The call for changes in entrepreneurship has been answered. The decision to create a new form of company aims to offer a complex solution for risk investment, especially in connection with the start-up phenomenon.
A simple share company (“j.s.a.”) is a corporate entity which joins elements of a limited liability company with those of a public limited company. A simple share company is liable for its debts up to the total amount of its assets. Shareholders are shielded from liability.
A simple share company can be founded by one or several persons. In contrast to a public limited company, a simple share company cannot be based on a call for subscription of shares. Before the company is established the total value of the registered capital must be subscribed and all contributions paid. This requirement should not pose a problem since the minimum registered capital is one euro. The deed of foundation, or the memorandum of association, must be drafted in the form of a notarial record, and include the company’s internal rules. In these, the shareholders can, for example, limit or exclude transferability of shares.

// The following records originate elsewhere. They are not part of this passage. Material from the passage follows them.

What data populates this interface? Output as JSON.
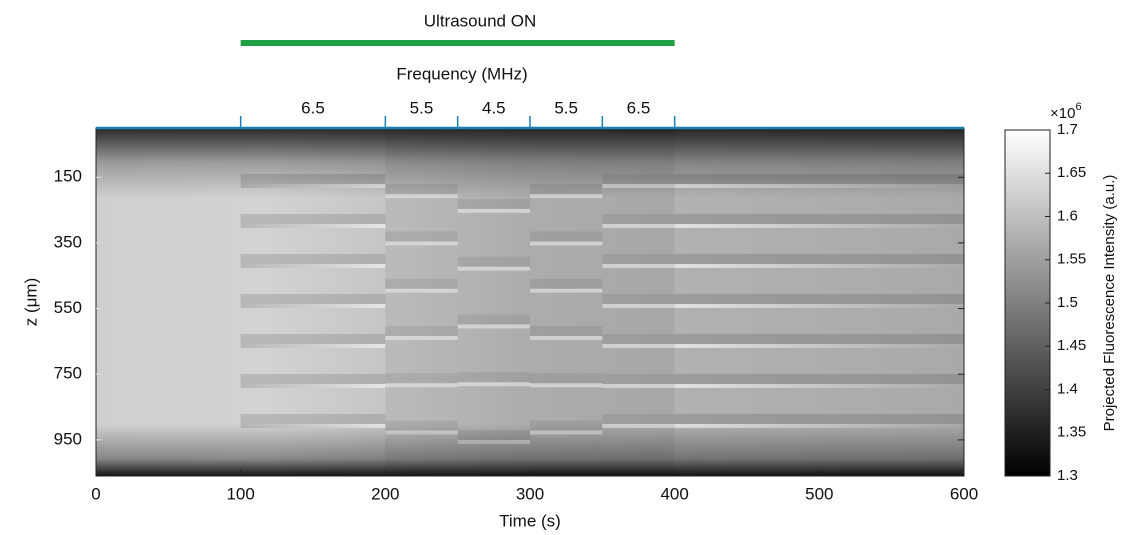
{
  "chart_data": {
    "type": "heatmap",
    "annotation": {
      "text": "Ultrasound ON",
      "start": 100,
      "end": 400,
      "color": "#1fa045"
    },
    "top_axis": {
      "label": "Frequency (MHz)",
      "color": "#1a7fb5",
      "segments": [
        {
          "start": 100,
          "end": 200,
          "value": 6.5
        },
        {
          "start": 200,
          "end": 250,
          "value": 5.5
        },
        {
          "start": 250,
          "end": 300,
          "value": 4.5
        },
        {
          "start": 300,
          "end": 350,
          "value": 5.5
        },
        {
          "start": 350,
          "end": 400,
          "value": 6.5
        }
      ]
    },
    "xlabel": "Time (s)",
    "ylabel": "z (μm)",
    "xlim": [
      0,
      600
    ],
    "xticks": [
      0,
      100,
      200,
      300,
      400,
      500,
      600
    ],
    "ylim": [
      0,
      1060
    ],
    "y_reversed": true,
    "yticks": [
      150,
      350,
      550,
      750,
      950
    ],
    "colorbar": {
      "label": "Projected Fluorescence Intensity (a.u.)",
      "colormap": "gray",
      "lim": [
        1.3,
        1.7
      ],
      "ticks": [
        1.3,
        1.35,
        1.4,
        1.45,
        1.5,
        1.55,
        1.6,
        1.65,
        1.7
      ],
      "scale_base": "×10",
      "scale_exponent": "6"
    }
  }
}
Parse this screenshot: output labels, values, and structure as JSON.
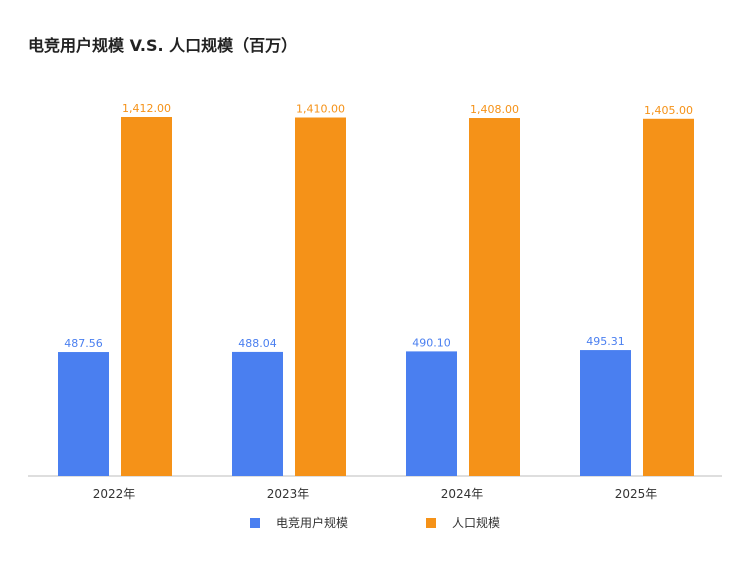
{
  "chart_data": {
    "type": "bar",
    "title": "电竞用户规模 V.S. 人口规模（百万）",
    "categories": [
      "2022年",
      "2023年",
      "2024年",
      "2025年"
    ],
    "series": [
      {
        "name": "电竞用户规模",
        "color": "#4a7ff0",
        "values": [
          487.56,
          488.04,
          490.1,
          495.31
        ],
        "labels": [
          "487.56",
          "488.04",
          "490.10",
          "495.31"
        ]
      },
      {
        "name": "人口规模",
        "color": "#f59218",
        "values": [
          1412.0,
          1410.0,
          1408.0,
          1405.0
        ],
        "labels": [
          "1,412.00",
          "1,410.00",
          "1,408.00",
          "1,405.00"
        ]
      }
    ],
    "ylim": [
      0,
      1412
    ],
    "grid": false,
    "legend_position": "bottom"
  }
}
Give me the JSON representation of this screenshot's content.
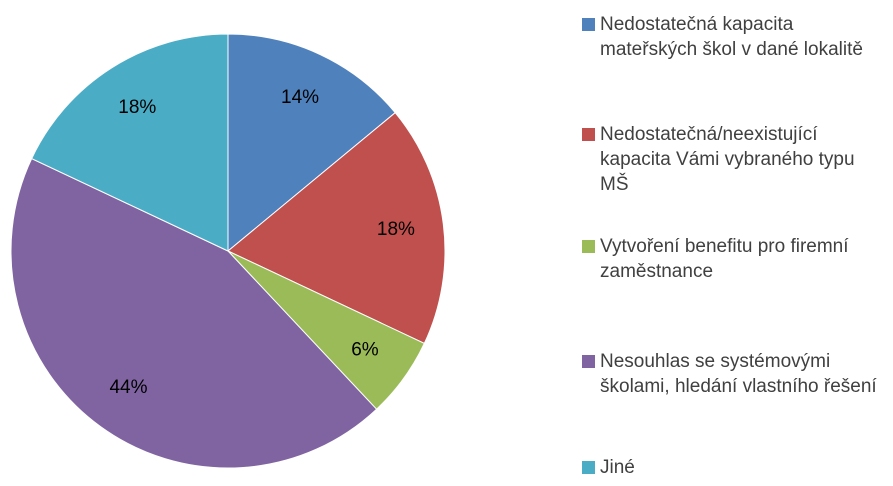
{
  "chart_data": {
    "type": "pie",
    "categories": [
      "Nedostatečná kapacita mateřských škol v dané lokalitě",
      "Nedostatečná/neexistující kapacita Vámi vybraného typu MŠ",
      "Vytvoření benefitu pro firemní zaměstnance",
      "Nesouhlas se systémovými školami, hledání vlastního řešení",
      "Jiné"
    ],
    "values": [
      14,
      18,
      6,
      44,
      18
    ],
    "value_labels": [
      "14%",
      "18%",
      "6%",
      "44%",
      "18%"
    ],
    "colors": [
      "#4f81bd",
      "#c0504d",
      "#9bbb59",
      "#8064a2",
      "#4bacc6"
    ],
    "legend": "right"
  }
}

The company’s shares can only be issued as booked (not chartered) and as registered shares (not bearer shares), meaning that they have to be administered by the central depository, which will also keep a register of shareholders.
Corporate bodies are the general meeting as the supreme body composed of all shareholders, and the board of directors, which manages the company’s activities and acts on its behalf. Appointment of a supervisory board is optional. Contrary to a public limited company, shareholders can also make resolutions outside the general meeting (per rollam). A proposal for a resolution per rollam is sent to the shareholders by the board of directors. Should a shareholder fail to respond, it is considered as a vote against the proposal.
Interestingly, apart from the traditional legal reasons for dissolution of a company, shareholders will also be able to specify any other reasons leading to dissolution.
Apart from merging two simple share companies, a simple share company can also merge with a public limited company, which will be its legal successor. The Commercial Code only allows transformation of a simple share company into a public limited company.